Robert Alter, the translator of this edition of Genesis, notes that taking these “is something like taking a person’s driver’s license and credit cards in modern society.” Later she shows him the seal-and-cord and the staff, and Judah’s reaction is a revelation for his actions: “And Judah recognized them and he said, “She is more in the right than I, for have I not failed to give her to Shelah, my son? (38.27)” Judah is forced to accept his failure, due to the now indisputable fact that he has slept with Tamar. After recognizing the seal-and-cord and staff, just like when Jacob recognized Joseph’s tunic, both have a shocking revelation concerning someone they deeply care about. Judah is still punished ironically for his failure to take care of Tamar, in the same way that he previously deceived his father Jacob by showing him Joseph’s garment. A final type-scene that pairs recognition with deception also occurs in the Joseph cycle, when Joseph sees his brothers again for the first time after they have sold him into slavery. Joseph, now a man in his 30s, “recognized his brothers but they did not recognize him (42.8-9).” He uses this to his advantage in order to intimidate and punish them for their former crimes against him, when he was sold into slavery. Joseph uses their failure to recognize him to deceive them by using his power to throw them in jail. Joseph’s reason for doing so is fairly just- after all, he was wronged by them in the past. This can also be considered a further punishment for the brothers who wholly deceived Jacob by making him recognize the bloody tunic which had belonged to Joseph.

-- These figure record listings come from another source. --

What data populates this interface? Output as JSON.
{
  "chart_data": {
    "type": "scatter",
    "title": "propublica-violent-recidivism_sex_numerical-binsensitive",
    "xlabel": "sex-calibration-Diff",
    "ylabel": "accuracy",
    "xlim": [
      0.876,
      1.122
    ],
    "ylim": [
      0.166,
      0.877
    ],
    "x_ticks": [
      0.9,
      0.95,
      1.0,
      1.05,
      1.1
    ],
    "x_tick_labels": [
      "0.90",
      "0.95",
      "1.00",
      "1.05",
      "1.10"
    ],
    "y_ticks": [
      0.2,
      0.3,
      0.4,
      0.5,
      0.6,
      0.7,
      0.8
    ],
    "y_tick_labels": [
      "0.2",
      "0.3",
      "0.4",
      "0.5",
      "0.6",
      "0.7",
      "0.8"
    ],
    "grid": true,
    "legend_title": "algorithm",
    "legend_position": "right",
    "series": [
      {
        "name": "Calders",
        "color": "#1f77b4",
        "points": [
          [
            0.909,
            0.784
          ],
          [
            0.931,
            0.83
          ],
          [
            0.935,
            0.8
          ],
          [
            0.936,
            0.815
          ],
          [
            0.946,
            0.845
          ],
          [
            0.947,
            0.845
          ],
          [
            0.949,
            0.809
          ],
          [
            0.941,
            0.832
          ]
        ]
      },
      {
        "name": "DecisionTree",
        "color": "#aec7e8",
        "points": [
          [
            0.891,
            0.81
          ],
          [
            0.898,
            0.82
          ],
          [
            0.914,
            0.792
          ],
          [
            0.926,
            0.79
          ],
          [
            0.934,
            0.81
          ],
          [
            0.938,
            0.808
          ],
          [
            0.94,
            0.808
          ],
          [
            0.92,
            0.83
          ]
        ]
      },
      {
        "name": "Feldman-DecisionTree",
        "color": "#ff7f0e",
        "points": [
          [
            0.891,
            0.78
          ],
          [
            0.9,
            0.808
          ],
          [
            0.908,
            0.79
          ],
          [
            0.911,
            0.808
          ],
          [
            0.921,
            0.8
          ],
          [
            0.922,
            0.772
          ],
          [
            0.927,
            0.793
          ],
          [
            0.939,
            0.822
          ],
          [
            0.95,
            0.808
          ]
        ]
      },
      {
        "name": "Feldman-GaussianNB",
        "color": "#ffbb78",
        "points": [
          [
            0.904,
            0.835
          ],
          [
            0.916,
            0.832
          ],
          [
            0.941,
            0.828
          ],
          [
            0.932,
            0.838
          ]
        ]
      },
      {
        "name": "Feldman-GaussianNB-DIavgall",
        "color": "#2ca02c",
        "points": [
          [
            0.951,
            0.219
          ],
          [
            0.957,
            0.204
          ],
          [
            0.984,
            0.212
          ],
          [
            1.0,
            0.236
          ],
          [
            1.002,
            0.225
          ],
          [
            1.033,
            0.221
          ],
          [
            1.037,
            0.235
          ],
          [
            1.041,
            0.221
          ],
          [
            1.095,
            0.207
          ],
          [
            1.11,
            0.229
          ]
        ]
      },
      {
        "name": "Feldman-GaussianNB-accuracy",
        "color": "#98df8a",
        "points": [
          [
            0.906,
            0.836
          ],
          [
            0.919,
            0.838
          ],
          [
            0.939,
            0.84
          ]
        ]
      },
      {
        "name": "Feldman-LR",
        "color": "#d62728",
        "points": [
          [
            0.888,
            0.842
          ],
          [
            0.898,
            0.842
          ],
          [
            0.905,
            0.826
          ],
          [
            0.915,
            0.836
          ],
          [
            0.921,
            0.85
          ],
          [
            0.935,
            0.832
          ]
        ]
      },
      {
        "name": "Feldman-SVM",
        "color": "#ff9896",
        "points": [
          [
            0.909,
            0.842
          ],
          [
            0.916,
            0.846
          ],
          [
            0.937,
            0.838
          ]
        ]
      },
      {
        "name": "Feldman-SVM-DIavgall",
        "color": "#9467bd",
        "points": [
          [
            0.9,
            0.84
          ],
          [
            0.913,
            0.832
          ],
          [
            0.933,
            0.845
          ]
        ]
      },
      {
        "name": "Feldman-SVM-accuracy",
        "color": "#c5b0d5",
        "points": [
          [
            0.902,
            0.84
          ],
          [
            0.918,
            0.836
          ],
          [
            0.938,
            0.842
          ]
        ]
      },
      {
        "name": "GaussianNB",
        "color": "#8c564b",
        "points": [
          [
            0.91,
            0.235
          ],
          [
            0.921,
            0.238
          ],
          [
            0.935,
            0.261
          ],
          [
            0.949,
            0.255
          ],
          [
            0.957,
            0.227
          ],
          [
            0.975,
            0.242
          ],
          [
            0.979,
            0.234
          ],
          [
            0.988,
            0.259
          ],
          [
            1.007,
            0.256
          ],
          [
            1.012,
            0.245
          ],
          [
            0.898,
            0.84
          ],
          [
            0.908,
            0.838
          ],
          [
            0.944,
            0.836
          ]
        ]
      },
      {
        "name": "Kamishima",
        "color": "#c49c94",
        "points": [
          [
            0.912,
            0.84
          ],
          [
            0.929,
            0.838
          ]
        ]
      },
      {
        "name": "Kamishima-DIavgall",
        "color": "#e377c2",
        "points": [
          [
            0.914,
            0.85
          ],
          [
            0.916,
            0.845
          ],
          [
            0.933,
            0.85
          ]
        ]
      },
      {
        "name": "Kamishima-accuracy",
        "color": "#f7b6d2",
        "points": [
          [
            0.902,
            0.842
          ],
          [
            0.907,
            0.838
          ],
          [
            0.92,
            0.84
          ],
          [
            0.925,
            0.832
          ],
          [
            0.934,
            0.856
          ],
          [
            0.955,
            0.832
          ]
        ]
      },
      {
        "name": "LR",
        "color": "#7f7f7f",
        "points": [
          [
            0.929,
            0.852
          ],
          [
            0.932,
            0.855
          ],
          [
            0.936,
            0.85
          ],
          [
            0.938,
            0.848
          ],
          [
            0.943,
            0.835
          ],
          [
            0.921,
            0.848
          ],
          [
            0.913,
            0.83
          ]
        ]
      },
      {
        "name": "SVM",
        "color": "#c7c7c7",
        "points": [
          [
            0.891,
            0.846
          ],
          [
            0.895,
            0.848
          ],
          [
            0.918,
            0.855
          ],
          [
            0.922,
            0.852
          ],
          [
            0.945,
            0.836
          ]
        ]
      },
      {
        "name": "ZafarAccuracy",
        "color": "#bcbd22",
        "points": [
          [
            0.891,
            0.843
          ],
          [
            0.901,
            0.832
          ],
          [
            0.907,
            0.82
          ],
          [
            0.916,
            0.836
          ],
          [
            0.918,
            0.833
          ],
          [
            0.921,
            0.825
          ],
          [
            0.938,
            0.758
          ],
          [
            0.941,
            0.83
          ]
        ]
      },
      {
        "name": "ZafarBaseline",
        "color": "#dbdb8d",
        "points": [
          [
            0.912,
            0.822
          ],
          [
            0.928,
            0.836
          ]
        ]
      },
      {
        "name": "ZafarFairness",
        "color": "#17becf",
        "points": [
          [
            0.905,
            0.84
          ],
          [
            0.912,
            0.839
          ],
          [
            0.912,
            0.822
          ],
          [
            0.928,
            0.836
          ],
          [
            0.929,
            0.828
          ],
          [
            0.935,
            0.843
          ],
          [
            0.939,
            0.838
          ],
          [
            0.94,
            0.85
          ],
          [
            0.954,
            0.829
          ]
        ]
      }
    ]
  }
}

Joseph isn’t acting out of self-interest in his intimidation of his brothers, rather out of retribution. Contrary to the other type scenes, Joseph is not punished for his deception of the brothers. This is due to the fact that rather than acting out of greed or self-interest in his deception, he plays the victim seeking retribution. Joseph was the first to be wronged by his brothers, and now karma is allowing him an opportunity for a just revenge. Karma in Genesis is very present. There seem to be two types of characters who are involved in deception through recognition: those who do wrong and act out of self interest, and those who are wronged and only seek retribution. The former constitutes characters such as Jacob and Joseph’s brothers, those who deceive others using the recognition of a particular characteristic physical object (Jacob disguising as Esau with his clothes and hairiness, and Judah and his brothers using the tunic Jacob gave to Joseph to get him to draw a false conclusion). The latter constitutes characters such as Joseph and Tamar, people who have been wronged in some way, shape, or form and desire revenge upon their aggressors when the time is right and most opportune.

The repetition of the term “recognition” in Genesis is a beautiful reminder of the common motifs these scenes share. Together, type scenes reveal an ironic karma in Genesis that exists to punish those whose self-interests drive them to take advantage of recognition, and in doing so vindicate those who have been wronged.